Gender-based differences in the high-risk sexual behaviours of young people aged 15-29 in Melilla (Spain): a cross-sectional study
- Equal contributors
1 Department of Nursing, Faculty of Nursing, C/ Santander N° 1 (52071), University of Granada, Melilla, Spain
2 Department of Evolutionary Psychology and Education, Faculty of Education Science, Campus Universitario de La Cartuja, s/n (18071), University of Granada, Granada, Spain
3 Department of Nursing, Faculty of Health Sciences, Av/ Madrid s/n (18071), University of Granada, Granada, Spain
BMC Public Health 2014, 14:745 doi:10.1186/1471-2458-14-745Published: 23 July 2014
Research confirms the existence of gender-based differences regarding the high-risk sexual behaviour (non-use of condoms and casual partners) of young men and women. The objectives were to provide evidence for this association; to analyse the reasons why both sexes have sexual relations with casual partners and to ascertain the motives for condom use or non-use during casual sex.
A cross-sectional study was performed on a sample of 900 participants, 524 males and 376 females. All participants were 15-29 (20.93 ± 4.071) years of age and came from four different centres (a university, two secondary schools, and a military base) in Melilla (Spain). The participants were given a socio-demographic survey as well as a psychometric text on high-risk sexual behaviour.

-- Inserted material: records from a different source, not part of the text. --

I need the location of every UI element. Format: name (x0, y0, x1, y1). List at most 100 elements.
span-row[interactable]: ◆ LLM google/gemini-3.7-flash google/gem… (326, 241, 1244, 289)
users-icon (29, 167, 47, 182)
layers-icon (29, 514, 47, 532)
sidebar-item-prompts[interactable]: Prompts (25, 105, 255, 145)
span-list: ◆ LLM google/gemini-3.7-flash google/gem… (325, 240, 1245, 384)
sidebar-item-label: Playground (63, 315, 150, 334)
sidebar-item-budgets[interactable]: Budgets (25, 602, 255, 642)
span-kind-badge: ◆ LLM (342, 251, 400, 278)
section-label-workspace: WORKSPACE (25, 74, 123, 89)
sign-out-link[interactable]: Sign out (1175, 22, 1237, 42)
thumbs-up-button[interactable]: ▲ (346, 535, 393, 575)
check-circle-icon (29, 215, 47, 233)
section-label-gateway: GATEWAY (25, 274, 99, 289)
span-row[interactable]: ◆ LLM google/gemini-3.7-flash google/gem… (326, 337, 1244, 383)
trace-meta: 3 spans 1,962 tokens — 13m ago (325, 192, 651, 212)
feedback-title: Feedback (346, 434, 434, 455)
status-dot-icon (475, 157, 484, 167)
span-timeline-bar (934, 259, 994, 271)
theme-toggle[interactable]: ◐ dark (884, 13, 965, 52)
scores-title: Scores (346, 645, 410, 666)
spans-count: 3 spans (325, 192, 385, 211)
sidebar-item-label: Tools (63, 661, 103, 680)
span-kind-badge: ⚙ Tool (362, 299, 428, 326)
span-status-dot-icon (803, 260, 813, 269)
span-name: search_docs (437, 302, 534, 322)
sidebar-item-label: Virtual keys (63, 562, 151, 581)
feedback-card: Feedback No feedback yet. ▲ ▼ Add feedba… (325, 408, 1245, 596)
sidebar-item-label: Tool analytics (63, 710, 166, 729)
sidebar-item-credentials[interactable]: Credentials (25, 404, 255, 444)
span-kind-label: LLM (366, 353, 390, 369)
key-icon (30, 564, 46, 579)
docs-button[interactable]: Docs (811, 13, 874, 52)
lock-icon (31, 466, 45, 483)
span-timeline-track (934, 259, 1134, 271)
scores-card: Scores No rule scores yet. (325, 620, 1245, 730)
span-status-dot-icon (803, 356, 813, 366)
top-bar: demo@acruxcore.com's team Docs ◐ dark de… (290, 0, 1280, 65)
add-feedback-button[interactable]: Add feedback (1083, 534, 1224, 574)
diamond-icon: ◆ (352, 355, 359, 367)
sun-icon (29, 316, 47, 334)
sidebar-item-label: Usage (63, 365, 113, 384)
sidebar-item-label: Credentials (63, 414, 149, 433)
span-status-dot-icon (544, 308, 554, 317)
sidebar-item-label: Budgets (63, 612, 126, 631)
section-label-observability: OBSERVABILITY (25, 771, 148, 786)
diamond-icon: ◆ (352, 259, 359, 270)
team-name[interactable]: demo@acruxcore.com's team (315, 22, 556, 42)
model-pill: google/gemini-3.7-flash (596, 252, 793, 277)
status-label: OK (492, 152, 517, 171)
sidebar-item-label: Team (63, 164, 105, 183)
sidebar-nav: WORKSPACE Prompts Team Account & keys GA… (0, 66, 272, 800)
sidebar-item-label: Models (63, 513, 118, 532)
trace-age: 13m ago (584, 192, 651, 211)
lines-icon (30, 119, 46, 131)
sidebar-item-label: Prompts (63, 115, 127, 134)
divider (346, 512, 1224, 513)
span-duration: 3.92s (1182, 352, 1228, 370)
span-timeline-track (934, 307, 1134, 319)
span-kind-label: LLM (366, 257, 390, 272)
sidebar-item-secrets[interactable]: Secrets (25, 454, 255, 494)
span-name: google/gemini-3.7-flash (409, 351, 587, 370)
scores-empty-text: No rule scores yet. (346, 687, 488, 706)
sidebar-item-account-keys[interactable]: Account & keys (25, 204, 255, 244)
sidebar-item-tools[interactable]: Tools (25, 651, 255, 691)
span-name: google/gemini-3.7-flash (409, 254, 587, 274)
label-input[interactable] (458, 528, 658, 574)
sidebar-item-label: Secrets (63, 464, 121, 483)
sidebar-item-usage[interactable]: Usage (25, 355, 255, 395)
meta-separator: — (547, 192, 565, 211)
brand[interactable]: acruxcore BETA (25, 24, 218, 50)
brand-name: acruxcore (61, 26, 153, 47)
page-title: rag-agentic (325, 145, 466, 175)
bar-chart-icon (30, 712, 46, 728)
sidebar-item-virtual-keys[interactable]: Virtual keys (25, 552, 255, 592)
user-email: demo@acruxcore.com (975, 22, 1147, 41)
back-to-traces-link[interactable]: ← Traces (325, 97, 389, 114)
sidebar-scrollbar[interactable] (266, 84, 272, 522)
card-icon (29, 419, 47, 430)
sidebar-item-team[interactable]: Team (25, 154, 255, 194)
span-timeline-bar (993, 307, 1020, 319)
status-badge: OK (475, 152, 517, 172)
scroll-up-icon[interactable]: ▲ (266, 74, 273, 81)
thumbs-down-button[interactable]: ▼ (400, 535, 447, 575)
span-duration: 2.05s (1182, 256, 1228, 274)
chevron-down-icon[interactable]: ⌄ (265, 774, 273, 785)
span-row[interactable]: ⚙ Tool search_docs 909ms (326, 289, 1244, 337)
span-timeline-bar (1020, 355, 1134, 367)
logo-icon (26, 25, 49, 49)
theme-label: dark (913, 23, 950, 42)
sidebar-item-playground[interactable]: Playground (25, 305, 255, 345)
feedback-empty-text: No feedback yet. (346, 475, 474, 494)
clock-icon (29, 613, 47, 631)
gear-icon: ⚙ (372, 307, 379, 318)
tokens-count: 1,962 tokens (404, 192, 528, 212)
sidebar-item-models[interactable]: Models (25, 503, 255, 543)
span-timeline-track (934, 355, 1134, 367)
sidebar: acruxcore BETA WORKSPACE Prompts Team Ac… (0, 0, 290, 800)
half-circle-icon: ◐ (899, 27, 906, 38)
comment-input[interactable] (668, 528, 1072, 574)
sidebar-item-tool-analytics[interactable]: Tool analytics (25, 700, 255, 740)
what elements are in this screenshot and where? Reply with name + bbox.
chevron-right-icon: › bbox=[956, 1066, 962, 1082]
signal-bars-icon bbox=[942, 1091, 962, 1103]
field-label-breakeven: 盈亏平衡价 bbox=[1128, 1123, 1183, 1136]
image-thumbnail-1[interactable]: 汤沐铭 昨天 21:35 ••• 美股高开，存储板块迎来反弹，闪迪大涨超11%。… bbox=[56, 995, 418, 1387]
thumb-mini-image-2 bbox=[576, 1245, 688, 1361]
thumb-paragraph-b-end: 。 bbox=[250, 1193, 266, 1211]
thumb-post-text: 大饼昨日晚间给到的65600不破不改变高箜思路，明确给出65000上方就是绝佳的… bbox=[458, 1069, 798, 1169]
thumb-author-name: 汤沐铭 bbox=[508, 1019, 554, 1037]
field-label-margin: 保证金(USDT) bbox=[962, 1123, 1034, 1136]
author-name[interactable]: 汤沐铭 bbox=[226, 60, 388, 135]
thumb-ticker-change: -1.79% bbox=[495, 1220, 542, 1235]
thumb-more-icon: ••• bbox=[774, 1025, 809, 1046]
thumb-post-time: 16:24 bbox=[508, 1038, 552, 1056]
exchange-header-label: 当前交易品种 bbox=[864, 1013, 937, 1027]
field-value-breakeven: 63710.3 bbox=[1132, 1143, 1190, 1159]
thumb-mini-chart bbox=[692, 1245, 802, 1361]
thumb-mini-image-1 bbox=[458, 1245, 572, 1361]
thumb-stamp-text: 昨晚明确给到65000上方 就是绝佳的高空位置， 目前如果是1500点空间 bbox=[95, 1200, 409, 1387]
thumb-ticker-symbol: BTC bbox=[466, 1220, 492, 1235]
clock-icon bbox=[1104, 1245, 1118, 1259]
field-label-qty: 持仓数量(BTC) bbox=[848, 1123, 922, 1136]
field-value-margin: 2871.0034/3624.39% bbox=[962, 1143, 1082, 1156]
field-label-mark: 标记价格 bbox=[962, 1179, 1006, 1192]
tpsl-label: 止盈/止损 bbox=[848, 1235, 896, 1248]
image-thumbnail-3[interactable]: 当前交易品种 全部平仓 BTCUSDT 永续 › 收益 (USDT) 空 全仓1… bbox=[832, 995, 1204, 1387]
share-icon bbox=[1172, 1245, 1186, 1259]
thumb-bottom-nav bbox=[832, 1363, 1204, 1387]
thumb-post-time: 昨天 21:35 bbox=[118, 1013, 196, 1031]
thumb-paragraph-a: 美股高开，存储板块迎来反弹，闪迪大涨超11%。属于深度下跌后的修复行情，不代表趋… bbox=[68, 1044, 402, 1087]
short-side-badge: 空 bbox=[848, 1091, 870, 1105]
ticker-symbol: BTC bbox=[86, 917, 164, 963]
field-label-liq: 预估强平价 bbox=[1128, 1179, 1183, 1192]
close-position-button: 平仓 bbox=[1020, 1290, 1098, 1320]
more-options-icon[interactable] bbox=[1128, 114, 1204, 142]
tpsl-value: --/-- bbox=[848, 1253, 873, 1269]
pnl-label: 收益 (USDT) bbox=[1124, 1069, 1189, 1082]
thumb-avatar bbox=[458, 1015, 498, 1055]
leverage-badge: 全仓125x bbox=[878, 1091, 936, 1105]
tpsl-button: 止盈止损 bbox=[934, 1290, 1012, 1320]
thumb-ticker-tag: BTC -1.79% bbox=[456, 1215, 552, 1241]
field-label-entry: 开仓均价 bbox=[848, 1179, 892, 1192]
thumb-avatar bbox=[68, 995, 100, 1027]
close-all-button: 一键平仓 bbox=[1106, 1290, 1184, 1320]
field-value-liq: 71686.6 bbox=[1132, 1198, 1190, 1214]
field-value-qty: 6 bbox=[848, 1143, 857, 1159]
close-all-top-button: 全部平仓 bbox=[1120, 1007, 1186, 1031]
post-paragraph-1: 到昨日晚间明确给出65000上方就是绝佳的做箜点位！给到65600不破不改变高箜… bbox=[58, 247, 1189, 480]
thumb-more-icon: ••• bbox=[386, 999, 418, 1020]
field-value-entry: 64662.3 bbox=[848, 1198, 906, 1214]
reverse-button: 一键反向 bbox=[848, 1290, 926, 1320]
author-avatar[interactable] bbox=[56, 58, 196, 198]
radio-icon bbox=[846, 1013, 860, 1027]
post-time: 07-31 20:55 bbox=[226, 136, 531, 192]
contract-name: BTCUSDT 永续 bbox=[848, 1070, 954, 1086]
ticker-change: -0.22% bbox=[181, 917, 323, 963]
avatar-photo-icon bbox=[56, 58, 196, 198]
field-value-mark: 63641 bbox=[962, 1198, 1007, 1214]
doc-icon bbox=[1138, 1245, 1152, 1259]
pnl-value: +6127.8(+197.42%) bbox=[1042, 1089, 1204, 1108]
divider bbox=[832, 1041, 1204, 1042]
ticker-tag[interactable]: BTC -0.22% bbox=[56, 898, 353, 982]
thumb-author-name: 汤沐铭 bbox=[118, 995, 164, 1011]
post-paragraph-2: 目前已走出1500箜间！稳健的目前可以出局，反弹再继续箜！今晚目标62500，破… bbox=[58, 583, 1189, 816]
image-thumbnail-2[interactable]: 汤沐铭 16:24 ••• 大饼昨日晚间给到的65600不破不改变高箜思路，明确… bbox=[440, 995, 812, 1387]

The results found gender-based significant differences for sexual relations with penetration (p = 0.001), number of sexual partners (p = 0.001), and sexual relations with casual partners (p = 0.001). In all of these variables, male participants had higher percentages than female participants. Reasons for having casual sexual relations were also different for men and women, differences were found for the items, opportunity (p = 0.001), interest in knowing the other person (p = 0.015), physical excitement (p = 0.056) and drug consumption (p = 0.059). Regarding the reasons for consistent condom use with casual partners, there were differences for the item, my demand of a condom (p = 0.002). For the non-use of condoms with casual partners, differences were found for the items, I do not like to use condoms (p = 0.001) and condoms lessen sensitivity and reduce pleasure (p = 0.009).
Men and women were found to have different high-risk sexual behaviours and practices. Of the motives for having sexual relations with casual partners, male participants considered opportunity and interest in knowing the other person to be more important than the female participants. Regarding condom use, the female participants’ demand to use a condom was a significant gender-based difference. In contrast to the young women, the male participants mostly justified not using a condom because it lessened sensitivity and reduced pleasure.